Als ersten Schritt hat die BaFin daher angeordnet, dass die Lebensversicherer den Abzugsbetrag zum zweiten Quartal 2024 erstmals neu berechnen müssen.

Hinweise zur Neuberechnung des Abzugs:

  • Verwendung der zum Stichtag 01.01.2024 aktuellen Daten
  • Einbeziehung des Referenzzinses für die Zinszusatzreserve
  • Nutzung der von der Kommission veröffentlichten technischen Informationen für die risikofreie Zinsstrukturkurve
  • Einbeziehung der zu diesem Stichtag gültigen Volatilitätsanpassung
  • Berücksichtigung des aktuellen Kapitalanlage- und Versicherungsbestands.

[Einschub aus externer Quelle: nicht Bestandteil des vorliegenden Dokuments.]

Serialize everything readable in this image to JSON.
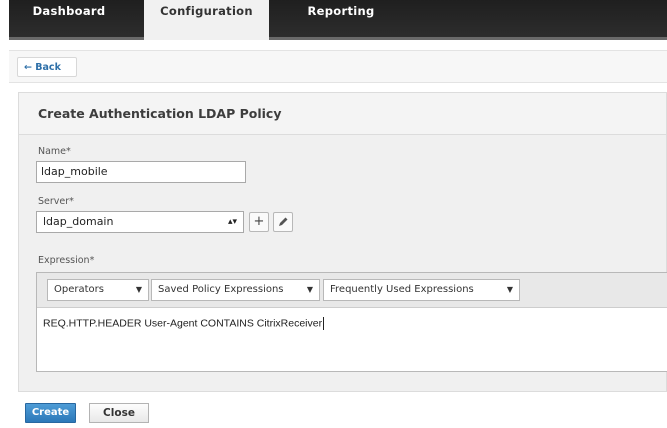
{
  "nav": {
    "tabs": [
      {
        "label": "Dashboard"
      },
      {
        "label": "Configuration"
      },
      {
        "label": "Reporting"
      }
    ],
    "active_tab": "Configuration"
  },
  "back": {
    "label": "Back"
  },
  "form": {
    "title": "Create Authentication LDAP Policy",
    "name_label": "Name*",
    "name_value": "ldap_mobile",
    "server_label": "Server*",
    "server_value": "ldap_domain",
    "expression_label": "Expression*",
    "expression_value": "REQ.HTTP.HEADER User-Agent CONTAINS CitrixReceiver",
    "dropdowns": [
      {
        "label": "Operators"
      },
      {
        "label": "Saved Policy Expressions"
      },
      {
        "label": "Frequently Used Expressions"
      }
    ]
  },
  "buttons": {
    "create": "Create",
    "close": "Close"
  },
  "icons": {
    "back": "arrow-left-icon",
    "add": "plus-icon",
    "edit": "pencil-icon",
    "dropdown": "chevron-down-icon"
  },
  "colors": {
    "primary": "#2b78b9",
    "nav_bg": "#1f1f1f"
  }
}
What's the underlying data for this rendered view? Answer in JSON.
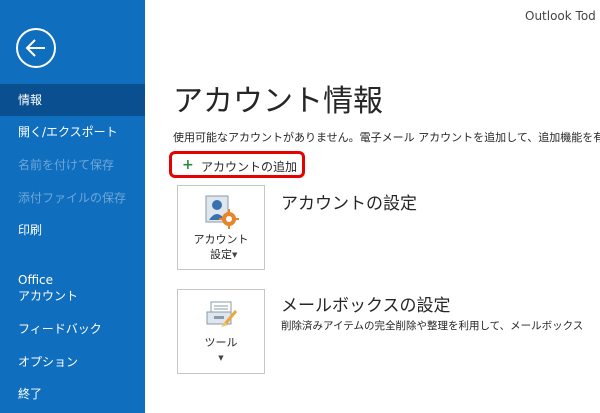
{
  "window": {
    "app_title": "Outlook Tod"
  },
  "sidebar": {
    "items": [
      {
        "label": "情報",
        "state": "active"
      },
      {
        "label": "開く/エクスポート",
        "state": "normal"
      },
      {
        "label": "名前を付けて保存",
        "state": "disabled"
      },
      {
        "label": "添付ファイルの保存",
        "state": "disabled"
      },
      {
        "label": "印刷",
        "state": "normal"
      },
      {
        "label_line1": "Office",
        "label_line2": "アカウント",
        "state": "normal"
      },
      {
        "label": "フィードバック",
        "state": "normal"
      },
      {
        "label": "オプション",
        "state": "normal"
      },
      {
        "label": "終了",
        "state": "normal"
      }
    ],
    "back_icon": "back-arrow-circle-icon",
    "colors": {
      "background": "#106ebe",
      "active": "#0a4f8f"
    }
  },
  "main": {
    "title": "アカウント情報",
    "subtitle": "使用可能なアカウントがありません。電子メール アカウントを追加して、追加機能を有",
    "add_account_button": {
      "icon": "plus-icon",
      "label": "アカウントの追加",
      "highlight_color": "#e60000"
    },
    "sections": [
      {
        "tile_label_line1": "アカウント",
        "tile_label_line2": "設定",
        "tile_icon": "account-settings-icon",
        "title": "アカウントの設定",
        "description": ""
      },
      {
        "tile_label_line1": "ツール",
        "tile_icon": "mailbox-tools-icon",
        "title": "メールボックスの設定",
        "description": "削除済みアイテムの完全削除や整理を利用して、メールボックス"
      }
    ]
  }
}
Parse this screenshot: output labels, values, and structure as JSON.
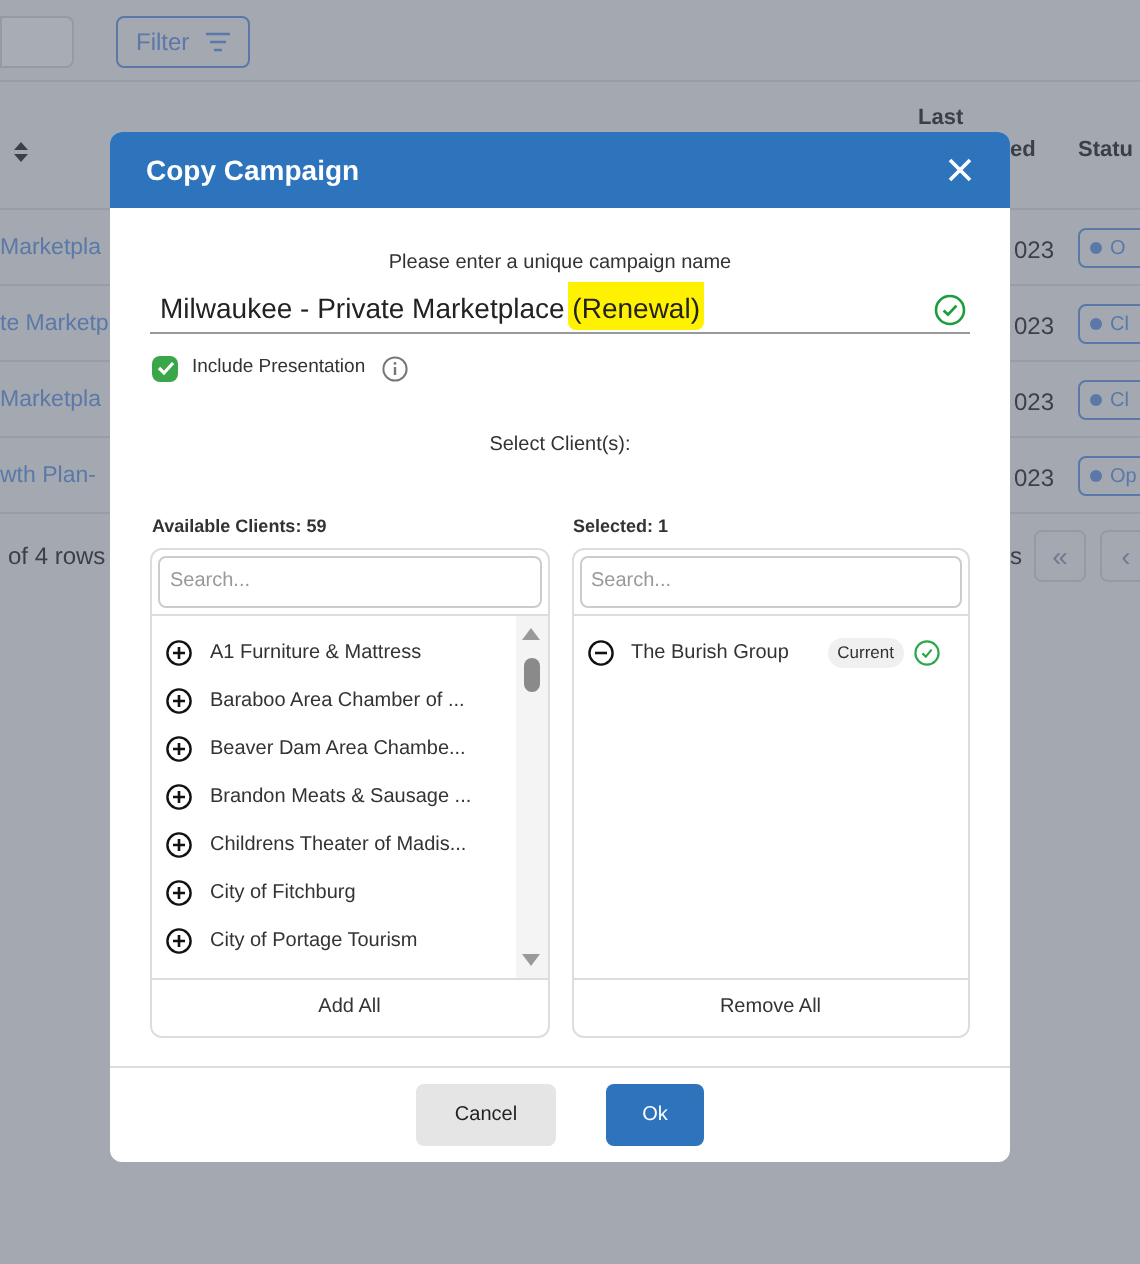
{
  "page": {
    "filter_button": "Filter",
    "header_last": "Last",
    "header_ed": "ed",
    "header_status": "Statu",
    "rows": [
      {
        "name": "Marketpla",
        "date": "023",
        "status": "O"
      },
      {
        "name": "te Marketp",
        "date": "023",
        "status": "Cl"
      },
      {
        "name": "Marketpla",
        "date": "023",
        "status": "Cl"
      },
      {
        "name": "wth Plan-",
        "date": "023",
        "status": "Op"
      }
    ],
    "rows_info": "of 4 rows",
    "pager_label": "s",
    "pager_buttons": [
      "«",
      "‹"
    ]
  },
  "dialog": {
    "title": "Copy Campaign",
    "name_label": "Please enter a unique campaign name",
    "name_value": "Milwaukee - Private Marketplace (Renewal)",
    "name_valid": true,
    "include_presentation": {
      "label": "Include Presentation",
      "checked": true
    },
    "select_label": "Select Client(s):",
    "available": {
      "title": "Available Clients: 59",
      "placeholder": "Search...",
      "items": [
        "A1 Furniture & Mattress",
        "Baraboo Area Chamber of ...",
        "Beaver Dam Area Chambe...",
        "Brandon Meats & Sausage ...",
        "Childrens Theater of Madis...",
        "City of Fitchburg",
        "City of Portage Tourism"
      ],
      "footer": "Add All"
    },
    "selected": {
      "title": "Selected: 1",
      "placeholder": "Search...",
      "items": [
        {
          "name": "The Burish Group",
          "badge": "Current"
        }
      ],
      "footer": "Remove All"
    },
    "buttons": [
      {
        "label": "Cancel",
        "kind": "secondary"
      },
      {
        "label": "Ok",
        "kind": "primary"
      }
    ]
  }
}
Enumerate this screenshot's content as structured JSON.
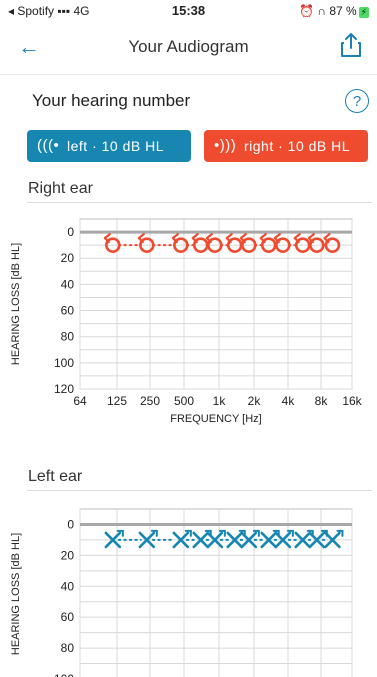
{
  "status": {
    "left": "◂ Spotify ▪▪▪ 4G",
    "time": "15:38",
    "right": "⏰ ∩ 87 %",
    "battery": "⚡"
  },
  "nav": {
    "title": "Your Audiogram"
  },
  "hearing_number": {
    "label": "Your hearing number",
    "help": "?"
  },
  "buttons": {
    "left": "left · 10 dB HL",
    "right": "right · 10 dB HL"
  },
  "sections": {
    "right": "Right ear",
    "left": "Left ear"
  },
  "axes": {
    "y_title": "HEARING LOSS [dB HL]",
    "x_title": "FREQUENCY [Hz]",
    "y_ticks": [
      "0",
      "20",
      "40",
      "60",
      "80",
      "100",
      "120"
    ],
    "x_ticks": [
      "64",
      "125",
      "250",
      "500",
      "1k",
      "2k",
      "4k",
      "8k",
      "16k"
    ]
  },
  "colors": {
    "right": "#ef4b2f",
    "left": "#1787b2",
    "grid": "#bdbdbd",
    "accent": "#1d7fb8"
  },
  "chart_data": [
    {
      "type": "line",
      "title": "Right ear",
      "xlabel": "FREQUENCY [Hz]",
      "ylabel": "HEARING LOSS [dB HL]",
      "x": [
        125,
        250,
        500,
        750,
        1000,
        1500,
        2000,
        3000,
        4000,
        6000,
        8000,
        11000
      ],
      "series": [
        {
          "values": [
            10,
            10,
            10,
            10,
            10,
            10,
            10,
            10,
            10,
            10,
            10,
            10
          ]
        }
      ],
      "ylim": [
        120,
        -10
      ],
      "yscale": "linear_inverted",
      "xscale": "log"
    },
    {
      "type": "line",
      "title": "Left ear",
      "xlabel": "",
      "ylabel": "HEARING LOSS [dB HL]",
      "x": [
        125,
        250,
        500,
        750,
        1000,
        1500,
        2000,
        3000,
        4000,
        6000,
        8000,
        11000
      ],
      "series": [
        {
          "values": [
            10,
            10,
            10,
            10,
            10,
            10,
            10,
            10,
            10,
            10,
            10,
            10
          ]
        }
      ],
      "ylim": [
        100,
        -10
      ],
      "yscale": "linear_inverted",
      "xscale": "log"
    }
  ]
}
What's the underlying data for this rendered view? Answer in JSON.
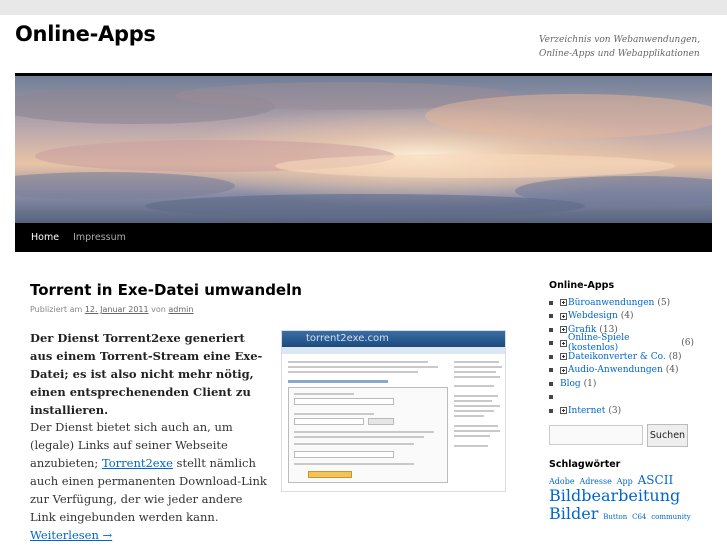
{
  "site": {
    "title": "Online-Apps",
    "description": "Verzeichnis von Webanwendungen, Online-Apps und Webapplikationen"
  },
  "nav": {
    "items": [
      {
        "label": "Home"
      },
      {
        "label": "Impressum"
      }
    ]
  },
  "post": {
    "title": "Torrent in Exe-Datei umwandeln",
    "meta_prefix": "Publiziert am",
    "date": "12. Januar 2011",
    "meta_by": "von",
    "author": "admin",
    "lead": "Der Dienst Torrent2exe generiert aus einem Torrent-Stream eine Exe-Datei; es ist also nicht mehr nötig, einen entsprechenenden Client zu installieren.",
    "body_before": "Der Dienst bietet sich auch an, um (legale) Links auf seiner Webseite anzubieten;",
    "body_link": "Torrent2exe",
    "body_after": "stellt nämlich auch einen permanenten Download-Link zur Verfügung, der wie jeder andere Link eingebunden werden kann.",
    "read_more": "Weiterlesen →",
    "thumbnail_caption": "torrent2exe.com"
  },
  "sidebar": {
    "categories_title": "Online-Apps",
    "categories": [
      {
        "label": "Büroanwendungen",
        "count": "(5)",
        "expandable": true
      },
      {
        "label": "Webdesign",
        "count": "(4)",
        "expandable": true
      },
      {
        "label": "Grafik",
        "count": "(13)",
        "expandable": true
      },
      {
        "label": "Online-Spiele (kostenlos)",
        "count": "(6)",
        "expandable": true
      },
      {
        "label": "Dateikonverter & Co.",
        "count": "(8)",
        "expandable": true
      },
      {
        "label": "Audio-Anwendungen",
        "count": "(4)",
        "expandable": true
      },
      {
        "label": "Blog",
        "count": "(1)",
        "expandable": false
      },
      {
        "label": "",
        "count": "",
        "expandable": false
      },
      {
        "label": "Internet",
        "count": "(3)",
        "expandable": true
      }
    ],
    "search_placeholder": "",
    "search_button": "Suchen",
    "tags_title": "Schlagwörter",
    "tags": [
      {
        "label": "Adobe",
        "size": "s"
      },
      {
        "label": "Adresse",
        "size": "s"
      },
      {
        "label": "App",
        "size": "s"
      },
      {
        "label": "ASCII",
        "size": "m"
      },
      {
        "label": "Bildbearbeitung",
        "size": "l"
      },
      {
        "label": "Bilder",
        "size": "l"
      },
      {
        "label": "Button",
        "size": "s"
      },
      {
        "label": "C64",
        "size": "s"
      },
      {
        "label": "community",
        "size": "s"
      }
    ]
  },
  "colors": {
    "link": "#0066cc",
    "nav_background": "#000000",
    "header_border": "#000000"
  }
}
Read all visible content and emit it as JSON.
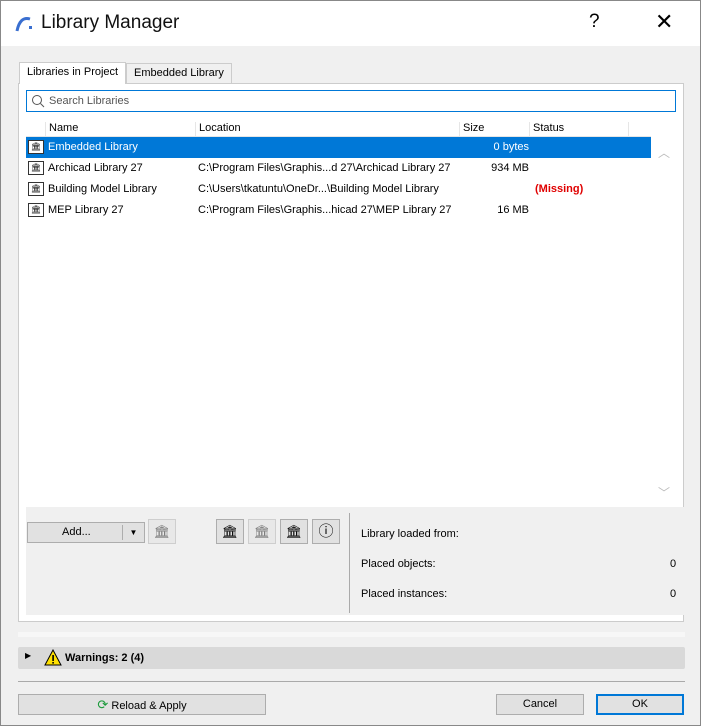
{
  "window": {
    "title": "Library Manager",
    "help": "?",
    "close": "✕"
  },
  "tabs": [
    {
      "label": "Libraries in Project"
    },
    {
      "label": "Embedded Library"
    }
  ],
  "search": {
    "placeholder": "Search Libraries"
  },
  "columns": [
    "Name",
    "Location",
    "Size",
    "Status"
  ],
  "rows": [
    {
      "name": "Embedded Library",
      "location": "",
      "size": "0 bytes",
      "status": ""
    },
    {
      "name": "Archicad Library 27",
      "location": "C:\\Program Files\\Graphis...d 27\\Archicad Library 27",
      "size": "934 MB",
      "status": ""
    },
    {
      "name": "Building Model Library",
      "location": "C:\\Users\\tkatuntu\\OneDr...\\Building Model Library",
      "size": "",
      "status": "(Missing)"
    },
    {
      "name": "MEP Library 27",
      "location": "C:\\Program Files\\Graphis...hicad 27\\MEP Library 27",
      "size": "16 MB",
      "status": ""
    }
  ],
  "buttons": {
    "add": "Add...",
    "reload": "Reload & Apply",
    "cancel": "Cancel",
    "ok": "OK"
  },
  "info": {
    "loaded_from": "Library loaded from:",
    "placed_objects": "Placed objects:",
    "placed_objects_value": "0",
    "placed_instances": "Placed instances:",
    "placed_instances_value": "0"
  },
  "warnings": {
    "label": "Warnings: 2 (4)"
  },
  "colors": {
    "accent": "#0078d7",
    "missing": "#e00000"
  }
}
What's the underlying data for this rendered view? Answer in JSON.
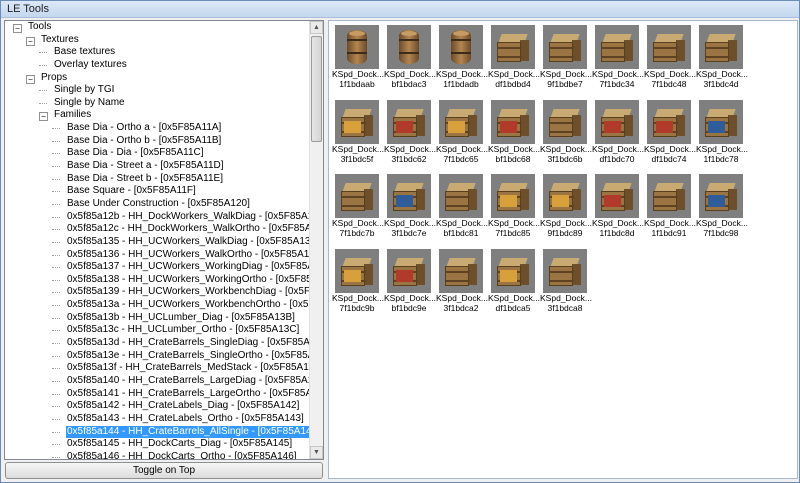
{
  "window": {
    "title": "LE Tools"
  },
  "tree": {
    "rows": [
      {
        "text": "Tools",
        "expander": "−"
      },
      {
        "text": "Textures",
        "expander": "−"
      },
      {
        "text": "Base textures"
      },
      {
        "text": "Overlay textures"
      },
      {
        "text": "Props",
        "expander": "−"
      },
      {
        "text": "Single by TGI"
      },
      {
        "text": "Single by Name"
      },
      {
        "text": "Families",
        "expander": "−"
      },
      {
        "text": "Base Dia - Ortho a - [0x5F85A11A]"
      },
      {
        "text": "Base Dia - Ortho b - [0x5F85A11B]"
      },
      {
        "text": "Base Dia - Dia - [0x5F85A11C]"
      },
      {
        "text": "Base Dia - Street a - [0x5F85A11D]"
      },
      {
        "text": "Base Dia - Street b - [0x5F85A11E]"
      },
      {
        "text": "Base Square - [0x5F85A11F]"
      },
      {
        "text": "Base Under Construction - [0x5F85A120]"
      },
      {
        "text": "0x5f85a12b - HH_DockWorkers_WalkDiag - [0x5F85A12B]"
      },
      {
        "text": "0x5f85a12c - HH_DockWorkers_WalkOrtho - [0x5F85A12C]"
      },
      {
        "text": "0x5f85a135 - HH_UCWorkers_WalkDiag - [0x5F85A135]"
      },
      {
        "text": "0x5f85a136 - HH_UCWorkers_WalkOrtho - [0x5F85A136]"
      },
      {
        "text": "0x5f85a137 - HH_UCWorkers_WorkingDiag - [0x5F85A137]"
      },
      {
        "text": "0x5f85a138 - HH_UCWorkers_WorkingOrtho - [0x5F85A138]"
      },
      {
        "text": "0x5f85a139 - HH_UCWorkers_WorkbenchDiag - [0x5F85A139]"
      },
      {
        "text": "0x5f85a13a - HH_UCWorkers_WorkbenchOrtho - [0x5F85A13A]"
      },
      {
        "text": "0x5f85a13b - HH_UCLumber_Diag - [0x5F85A13B]"
      },
      {
        "text": "0x5f85a13c - HH_UCLumber_Ortho - [0x5F85A13C]"
      },
      {
        "text": "0x5f85a13d - HH_CrateBarrels_SingleDiag - [0x5F85A13D]"
      },
      {
        "text": "0x5f85a13e - HH_CrateBarrels_SingleOrtho - [0x5F85A13E]"
      },
      {
        "text": "0x5f85a13f - HH_CrateBarrels_MedStack - [0x5F85A13F]"
      },
      {
        "text": "0x5f85a140 - HH_CrateBarrels_LargeDiag - [0x5F85A140]"
      },
      {
        "text": "0x5f85a141 - HH_CrateBarrels_LargeOrtho - [0x5F85A141]"
      },
      {
        "text": "0x5f85a142 - HH_CrateLabels_Diag - [0x5F85A142]"
      },
      {
        "text": "0x5f85a143 - HH_CrateLabels_Ortho - [0x5F85A143]"
      },
      {
        "text": "0x5f85a144 - HH_CrateBarrels_AllSingle - [0x5F85A144]",
        "selected": true
      },
      {
        "text": "0x5f85a145 - HH_DockCarts_Diag - [0x5F85A145]"
      },
      {
        "text": "0x5f85a146 - HH_DockCarts_Ortho - [0x5F85A146]"
      }
    ]
  },
  "toggle_button": "Toggle on Top",
  "thumbnails": [
    {
      "name": "KSpd_Dock...",
      "id": "1f1bdaab",
      "kind": "barrel"
    },
    {
      "name": "KSpd_Dock...",
      "id": "bf1bdac3",
      "kind": "barrel"
    },
    {
      "name": "KSpd_Dock...",
      "id": "1f1bdadb",
      "kind": "barrel"
    },
    {
      "name": "KSpd_Dock...",
      "id": "df1bdbd4",
      "kind": "crate"
    },
    {
      "name": "KSpd_Dock...",
      "id": "9f1bdbe7",
      "kind": "crate"
    },
    {
      "name": "KSpd_Dock...",
      "id": "7f1bdc34",
      "kind": "crate"
    },
    {
      "name": "KSpd_Dock...",
      "id": "7f1bdc48",
      "kind": "crate"
    },
    {
      "name": "KSpd_Dock...",
      "id": "3f1bdc4d",
      "kind": "crate"
    },
    {
      "name": "KSpd_Dock...",
      "id": "3f1bdc5f",
      "kind": "crate-c"
    },
    {
      "name": "KSpd_Dock...",
      "id": "3f1bdc62",
      "kind": "crate-a"
    },
    {
      "name": "KSpd_Dock...",
      "id": "7f1bdc65",
      "kind": "crate-c"
    },
    {
      "name": "KSpd_Dock...",
      "id": "bf1bdc68",
      "kind": "crate-a"
    },
    {
      "name": "KSpd_Dock...",
      "id": "3f1bdc6b",
      "kind": "crate"
    },
    {
      "name": "KSpd_Dock...",
      "id": "df1bdc70",
      "kind": "crate-a"
    },
    {
      "name": "KSpd_Dock...",
      "id": "df1bdc74",
      "kind": "crate-a"
    },
    {
      "name": "KSpd_Dock...",
      "id": "1f1bdc78",
      "kind": "crate-b"
    },
    {
      "name": "KSpd_Dock...",
      "id": "7f1bdc7b",
      "kind": "crate"
    },
    {
      "name": "KSpd_Dock...",
      "id": "3f1bdc7e",
      "kind": "crate-b"
    },
    {
      "name": "KSpd_Dock...",
      "id": "bf1bdc81",
      "kind": "crate"
    },
    {
      "name": "KSpd_Dock...",
      "id": "7f1bdc85",
      "kind": "crate-c"
    },
    {
      "name": "KSpd_Dock...",
      "id": "9f1bdc89",
      "kind": "crate-c"
    },
    {
      "name": "KSpd_Dock...",
      "id": "1f1bdc8d",
      "kind": "crate-a"
    },
    {
      "name": "KSpd_Dock...",
      "id": "1f1bdc91",
      "kind": "crate"
    },
    {
      "name": "KSpd_Dock...",
      "id": "7f1bdc98",
      "kind": "crate-b"
    },
    {
      "name": "KSpd_Dock...",
      "id": "7f1bdc9b",
      "kind": "crate-c"
    },
    {
      "name": "KSpd_Dock...",
      "id": "bf1bdc9e",
      "kind": "crate-a"
    },
    {
      "name": "KSpd_Dock...",
      "id": "3f1bdca2",
      "kind": "crate"
    },
    {
      "name": "KSpd_Dock...",
      "id": "df1bdca5",
      "kind": "crate-c"
    },
    {
      "name": "KSpd_Dock...",
      "id": "3f1bdca8",
      "kind": "crate"
    }
  ]
}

Bezug auf den Versicherungsbestand:

  • Der vorübergehende Abzug ist nur auf die Verträge anwendbar, die sich zum 01.01.2016 bereits im Bestand befanden
  • Eine Teilbestandsbewertung ist für die Bestimmung der versicherungstechnischen Rückstellungen nach Solvency II erforderlich
  • Berücksichtigung der Interaktionen zwischen dem betroffenen Teilbestand und dem Gesamtbestand

Ziel: Eigenständige Erfüllung der Solvency-II-Anforderungen ohne Verwendung von Übergangsmaßnahmen

Durch die angeordnete Neuberechnung wird das Rückstellungstransitional somit an das geänderte wirtschaftliche Umfeld angepasst. Auch zukünftig soll das Rückstellungstransitional bei Bedarf weiter dynamisch neu berechnet werden. Der Übergangszeitraum von insgesamt 16 Jahren bleibt somit erhalten.

Langfristig sollte die Erfüllung der Kapitalanforderungen nach Solvency II ohne Verwendung von künstlichen Anpassungsinstrumenten erfolgen. Lebensversicherer müssen strategisch insbesondere ihr Kapitalanlagen- und Risikomanagement entsprechend ausrichten.